DIGITAL LIBRARY
A NEW ETHOS FOR A MULTIPOLAR DESIGN LEARNING COMMUNITY
A MECHANISM FOR THE DEVELOPMENT AND DIFFUSION OF TEACHING MATERIALS ON DESIGN FOR SUSTAINABILITY IN AN OPEN-SOURCE AND COPY LEFT ETHOS
Politecnico di Milano (ITALY)
About this paper:
Appears in: INTED2010 Proceedings
Publication year: 2010
Pages: 18-29
ISBN: 978-84-613-5538-9
ISSN: 2340-1079
Conference name: 4th International Technology, Education and Development Conference
Dates: 8-10 March, 2010
Location: Valencia, Spain
Abstract:
Approaching sustainable development from a global perspective, there is a very clear need of shifting the consumption and production patterns of industrialized, emerging and low-income countries. This shift or transition will have to respond to the challenges of radical reduction of resources consumption and emissions, not to mention socio-ethical aspects such as poverty reduction and increase of well-being. Within this framework there is an emerging understanding that a great deal of this change can be directly linked to decisions taken in the design phase of products, services and systems (1), and design schools have therefore to be able to provide design students with a broad knowledge base, as well as effective tools so a new generation of designers can have an active role as catalysers and enablers of the transition of our consumption and production patterns.

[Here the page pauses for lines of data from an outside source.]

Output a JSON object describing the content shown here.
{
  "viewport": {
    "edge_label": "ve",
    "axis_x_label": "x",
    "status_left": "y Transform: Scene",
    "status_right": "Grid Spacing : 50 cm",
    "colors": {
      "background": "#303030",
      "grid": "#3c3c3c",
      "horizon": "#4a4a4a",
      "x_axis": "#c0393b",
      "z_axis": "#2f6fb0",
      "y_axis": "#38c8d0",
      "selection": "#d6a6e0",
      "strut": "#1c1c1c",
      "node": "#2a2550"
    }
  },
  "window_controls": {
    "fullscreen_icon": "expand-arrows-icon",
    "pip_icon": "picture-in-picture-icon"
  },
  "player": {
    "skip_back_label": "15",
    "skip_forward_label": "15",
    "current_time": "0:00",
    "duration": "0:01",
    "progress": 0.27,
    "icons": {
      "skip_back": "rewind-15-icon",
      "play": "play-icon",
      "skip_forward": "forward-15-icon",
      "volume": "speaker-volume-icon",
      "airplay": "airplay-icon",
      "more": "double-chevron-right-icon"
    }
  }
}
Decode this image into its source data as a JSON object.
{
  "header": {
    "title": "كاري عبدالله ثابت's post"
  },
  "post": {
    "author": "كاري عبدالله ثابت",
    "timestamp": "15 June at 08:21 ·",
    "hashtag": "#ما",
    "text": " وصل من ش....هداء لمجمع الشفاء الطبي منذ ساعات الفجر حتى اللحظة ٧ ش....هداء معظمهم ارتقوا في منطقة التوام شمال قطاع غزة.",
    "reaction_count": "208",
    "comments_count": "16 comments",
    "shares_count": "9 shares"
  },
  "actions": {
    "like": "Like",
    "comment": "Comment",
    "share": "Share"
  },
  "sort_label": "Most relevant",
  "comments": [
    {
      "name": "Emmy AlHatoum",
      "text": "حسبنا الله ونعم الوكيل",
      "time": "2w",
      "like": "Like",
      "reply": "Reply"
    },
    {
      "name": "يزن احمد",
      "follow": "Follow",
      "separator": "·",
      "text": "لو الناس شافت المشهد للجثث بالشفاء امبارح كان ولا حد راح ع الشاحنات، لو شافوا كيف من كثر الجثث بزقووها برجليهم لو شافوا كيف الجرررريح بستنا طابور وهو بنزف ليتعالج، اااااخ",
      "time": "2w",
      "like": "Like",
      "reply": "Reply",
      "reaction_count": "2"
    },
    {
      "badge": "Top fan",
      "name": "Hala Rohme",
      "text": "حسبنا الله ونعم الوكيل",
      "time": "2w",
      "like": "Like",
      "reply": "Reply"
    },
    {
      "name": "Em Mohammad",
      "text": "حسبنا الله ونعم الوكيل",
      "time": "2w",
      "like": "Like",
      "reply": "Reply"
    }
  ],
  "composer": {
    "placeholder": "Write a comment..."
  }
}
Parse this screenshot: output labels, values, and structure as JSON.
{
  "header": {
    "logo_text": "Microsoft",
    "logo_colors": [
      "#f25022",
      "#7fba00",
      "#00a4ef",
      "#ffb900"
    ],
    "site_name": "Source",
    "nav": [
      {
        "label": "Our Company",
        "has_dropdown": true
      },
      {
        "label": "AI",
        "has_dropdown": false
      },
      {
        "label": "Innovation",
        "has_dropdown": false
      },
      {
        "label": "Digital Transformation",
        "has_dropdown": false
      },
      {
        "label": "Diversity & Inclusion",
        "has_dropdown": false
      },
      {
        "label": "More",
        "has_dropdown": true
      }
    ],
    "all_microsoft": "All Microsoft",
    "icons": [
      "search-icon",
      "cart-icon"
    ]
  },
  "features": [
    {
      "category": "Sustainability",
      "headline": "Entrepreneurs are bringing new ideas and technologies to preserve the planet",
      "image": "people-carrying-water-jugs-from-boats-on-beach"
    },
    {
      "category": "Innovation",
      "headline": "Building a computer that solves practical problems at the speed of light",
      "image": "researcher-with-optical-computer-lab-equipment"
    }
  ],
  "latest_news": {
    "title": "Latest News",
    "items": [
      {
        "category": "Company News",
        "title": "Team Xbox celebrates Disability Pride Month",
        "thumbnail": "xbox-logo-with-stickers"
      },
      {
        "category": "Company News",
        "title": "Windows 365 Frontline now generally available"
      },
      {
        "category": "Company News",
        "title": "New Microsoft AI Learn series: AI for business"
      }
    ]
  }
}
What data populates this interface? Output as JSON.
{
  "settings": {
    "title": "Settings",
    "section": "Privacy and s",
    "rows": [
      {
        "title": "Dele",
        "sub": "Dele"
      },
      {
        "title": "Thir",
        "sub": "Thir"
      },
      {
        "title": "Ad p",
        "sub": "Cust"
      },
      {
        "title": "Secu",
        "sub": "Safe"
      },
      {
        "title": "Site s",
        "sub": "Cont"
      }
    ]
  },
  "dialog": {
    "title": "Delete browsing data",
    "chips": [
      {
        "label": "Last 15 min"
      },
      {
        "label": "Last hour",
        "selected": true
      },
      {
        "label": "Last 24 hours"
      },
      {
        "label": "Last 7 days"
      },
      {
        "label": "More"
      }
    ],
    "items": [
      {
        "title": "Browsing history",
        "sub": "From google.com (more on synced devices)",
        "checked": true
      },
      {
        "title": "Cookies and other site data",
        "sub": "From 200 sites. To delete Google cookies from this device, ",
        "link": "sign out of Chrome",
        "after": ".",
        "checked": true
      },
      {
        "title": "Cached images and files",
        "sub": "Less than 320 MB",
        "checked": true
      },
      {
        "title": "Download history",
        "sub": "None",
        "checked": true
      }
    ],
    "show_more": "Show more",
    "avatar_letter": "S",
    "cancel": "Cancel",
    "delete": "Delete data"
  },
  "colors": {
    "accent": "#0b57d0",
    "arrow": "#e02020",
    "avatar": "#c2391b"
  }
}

Under this perspective, there is a pressing need of mechanisms that act at the education level, enabling design educators in industrialized, emerging and low-income countries to share knowledge in this field and come out with a design education agenda able to respond both to local and global sustainable development issues.
Along this direction this paper will present the intermediate results of the Learning Network on Sustainability (LeNS) project, Asian-European multi-polar network for curricula development on Design for Sustainability focused on system innovation, financed by the European Commission under the Asia-Links programme (2).
LeNS is a mechanism to develop and diffuse system design for sustainability in design schools in a transcultural perspective, where design educators in industrialized and emerging countries share knowledge and come out with a design education agenda able to respond both to local and global sustainability challenges.
The main output of the project will be the Open Learning E-Package (OLEP), an open artefact that allows, through the web, a decentralised and collaborative production and fruition of knowledge. It can be described as a modular e-package of teaching materials (texts, slide shows, audio, video, etc) and tools for designers, that design educators (but also students, designers, entrepreneurs and interested persons/institutions) worldwide will be able to download (free of charge), modify, remix and reuse (copyleft). Apart from the contents, the same LeNS web platform is realised in an open-source and copy left ethos, allowing its download and reconfiguration in relation to specific needs, area of interest and interested partners.
The paper will present the LeNS project and the achieved intermediate results, and in particular will describe the first version of the OLEP, underlining the derived benefits in terms of development and diffusion of knowledge (in DfS).

(1) System design is understood as both the design of the mix of products and services jointly capable of fulfilling a given demand, and the design of the interactions among the stakeholders involved in the offer
(2) The Asia Link Programme aims at promoting networking between higher education institutions in Europe and developing countries in Asia, through to human resources and curriculum development actions. LeNS is a 3 years project started on 15th December 2007 (for further information see www.lens.polimi.it)
Keywords:
Learning network, sustainability, didactic materials and tools, learning objects, e-learning, collaborative knowledge production, open-source, copy left, design.